Bahasa Belanda terutama banyak memberi pengayaan di bidang administrasi,
kegiatan resmi (misalnya dalam upacara dan kemiliteran), dan teknologi hingga
awal abad ke-20. Kata-kata seperti asbak, polisi, kulkas, knalpot, dan stempel
adalah pinjaman dari bahasa ini.
Bahasa
yang dipakai pendatang dari Cina juga lambat laun dipakai oleh penutur bahasa
Melayu, akibat kontak di antara mereka yang mulai intensif di bawah penjajahan
Belanda. Sudah dapat diduga, kata-kata Tionghoa yang masuk biasanya berkaitan
dengan perniagaan dan keperluan sehari-hari, seperti pisau, tauge, tahu,
loteng, teko, tauke, dan cukong.
Jan
Huyghen van Linschoten pada abad ke-17 dan Alfred Russel Wallace pada abad
ke-19 menyatakan bahwa bahasa orang Melayu/Melaka dianggap sebagai bahasa yang
paling penting di "dunia timur".[12] Luasnya penggunaan bahasa Melayu
ini melahirkan berbagai varian lokal dan temporal. Bahasa perdagangan
menggunakan bahasa Melayu di berbagai pelabuhan Nusantara bercampur dengan
bahasa Portugis, bahasa Tionghoa, maupun bahasa setempat. Terjadi proses
pidginisasi di beberapa kota pelabuhan di kawasan timur Nusantara, misalnya di
Manado, Ambon, dan Kupang. Orang-orang Tionghoa di Semarang dan Surabaya juga
menggunakan varian bahasa Melayu pidgin. Terdapat pula bahasa Melayu Tionghoa
di Batavia. Varian yang terakhir ini malah dipakai sebagai bahasa pengantar
bagi beberapa surat kabar pertama berbahasa Melayu (sejak akhir abad ke-19).[13]

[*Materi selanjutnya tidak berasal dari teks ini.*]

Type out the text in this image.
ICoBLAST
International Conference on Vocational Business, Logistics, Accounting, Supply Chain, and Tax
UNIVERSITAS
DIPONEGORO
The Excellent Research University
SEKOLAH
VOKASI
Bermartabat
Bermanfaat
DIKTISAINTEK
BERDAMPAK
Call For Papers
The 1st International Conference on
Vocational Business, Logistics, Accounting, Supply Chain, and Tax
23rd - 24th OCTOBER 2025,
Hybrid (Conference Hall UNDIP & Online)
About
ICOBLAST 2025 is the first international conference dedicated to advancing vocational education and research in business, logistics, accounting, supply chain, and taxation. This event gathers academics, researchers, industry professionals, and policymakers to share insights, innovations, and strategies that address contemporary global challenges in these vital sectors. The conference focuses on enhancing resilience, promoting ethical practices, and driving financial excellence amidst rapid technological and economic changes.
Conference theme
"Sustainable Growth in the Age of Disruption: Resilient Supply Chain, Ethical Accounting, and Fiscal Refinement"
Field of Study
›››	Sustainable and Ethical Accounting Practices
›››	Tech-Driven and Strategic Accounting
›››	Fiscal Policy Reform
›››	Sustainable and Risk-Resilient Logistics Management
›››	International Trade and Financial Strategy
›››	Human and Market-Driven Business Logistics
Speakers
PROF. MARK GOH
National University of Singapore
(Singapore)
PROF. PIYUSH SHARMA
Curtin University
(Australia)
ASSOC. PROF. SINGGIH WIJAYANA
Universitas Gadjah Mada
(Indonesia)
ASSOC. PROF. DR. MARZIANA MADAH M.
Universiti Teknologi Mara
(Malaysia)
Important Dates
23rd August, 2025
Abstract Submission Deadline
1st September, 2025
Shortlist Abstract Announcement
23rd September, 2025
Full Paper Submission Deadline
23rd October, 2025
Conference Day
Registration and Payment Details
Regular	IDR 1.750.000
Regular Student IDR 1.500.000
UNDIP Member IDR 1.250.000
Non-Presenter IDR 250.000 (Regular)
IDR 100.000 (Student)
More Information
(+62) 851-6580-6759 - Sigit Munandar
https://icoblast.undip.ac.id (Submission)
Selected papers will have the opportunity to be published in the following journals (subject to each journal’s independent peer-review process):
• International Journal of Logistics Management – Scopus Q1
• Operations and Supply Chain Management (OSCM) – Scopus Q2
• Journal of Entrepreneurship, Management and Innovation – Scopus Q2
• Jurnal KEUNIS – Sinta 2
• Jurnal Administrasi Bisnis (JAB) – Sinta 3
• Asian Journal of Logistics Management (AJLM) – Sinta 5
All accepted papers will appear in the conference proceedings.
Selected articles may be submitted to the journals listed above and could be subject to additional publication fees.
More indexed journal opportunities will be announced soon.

Varian-varian lokal ini secara umum dinamakan bahasa Melayu Pasar oleh para
peneliti bahasa.
Terobosan
penting terjadi ketika pada pertengahan abad ke-19 Raja Ali Haji dari istana
Riau-Johor (pecahan Kesultanan Melaka) menulis kamus ekabahasa untuk bahasa
Melayu. Sejak saat itu dapat dikatakan bahwa bahasa ini adalah bahasa yang
full-fledged, sama tinggi dengan bahasa-bahasa internasional pada masa itu,
karena memiliki kaidah dan dokumentasi kata yang terdefinisi dengan jelas.
Hingga
akhir abad ke-19 dapat dikatakan terdapat paling sedikit dua kelompok bahasa
Melayu yang dikenal masyarakat Nusantara: bahasa Melayu Pasar yang kolokial dan
tidak baku serta bahasa Melayu Tinggi yang terbatas pemakaiannya tetapi
memiliki standar. Bahasa ini dapat dikatakan sebagai lingua franca, tetapi
kebanyakan berstatus sebagai bahasa kedua atau ketiga.
Bahasa
Indonesia
Pemerintah
kolonial Hindia Belanda menyadari bahwa bahasa Melayu dapat dipakai untuk
membantu administrasi bagi kalangan pegawai pribumi karena penguasaan bahasa
Belanda para pegawai pribumi dinilai lemah. Dengan menyandarkan diri pada
bahasa Melayu Tinggi (karena telah memiliki kitab-kitab rujukan) sejumlah
sarjana Belanda mulai terlibat dalam standardisasi bahasa. Promosi bahasa Melayu
pun dilakukan di sekolah-sekolah dan didukung dengan penerbitan karya sastra
dalam bahasa Melayu. Akibat pilihan ini terbentuklah "embrio" bahasa
Indonesia yang secara perlahan mulai terpisah dari bentuk semula bahasa Melayu
Riau-Johor.
Pada
awal abad ke-20 perpecahan dalam bentuk baku tulisan bahasa Melayu mulai
terlihat. Pada tahun 1901, Indonesia (sebagai Hindia-Belanda) mengadopsi ejaan
Van Ophuijsen dan pada tahun 1904 Persekutuan Tanah Melayu (kelak menjadi
bagian dari Malaysia) di bawah Inggris mengadopsi ejaan Wilkinson. Ejaan Van
Ophuysen diawali dari penyusunan Kitab Logat Melayu (dimulai tahun 1896) van
Ophuijsen, dibantu oleh Nawawi Soetan Ma’moer dan Moehammad Taib Soetan
Ibrahim.
Intervensi
pemerintah semakin kuat dengan dibentuknya Commissie voor de Volkslectuur
("Komisi Bacaan Rakyat" - KBR) pada tahun 1908. Kelak lembaga ini
menjadi Balai Poestaka. Pada tahun 1910 komisi ini, di bawah pimpinan D.A.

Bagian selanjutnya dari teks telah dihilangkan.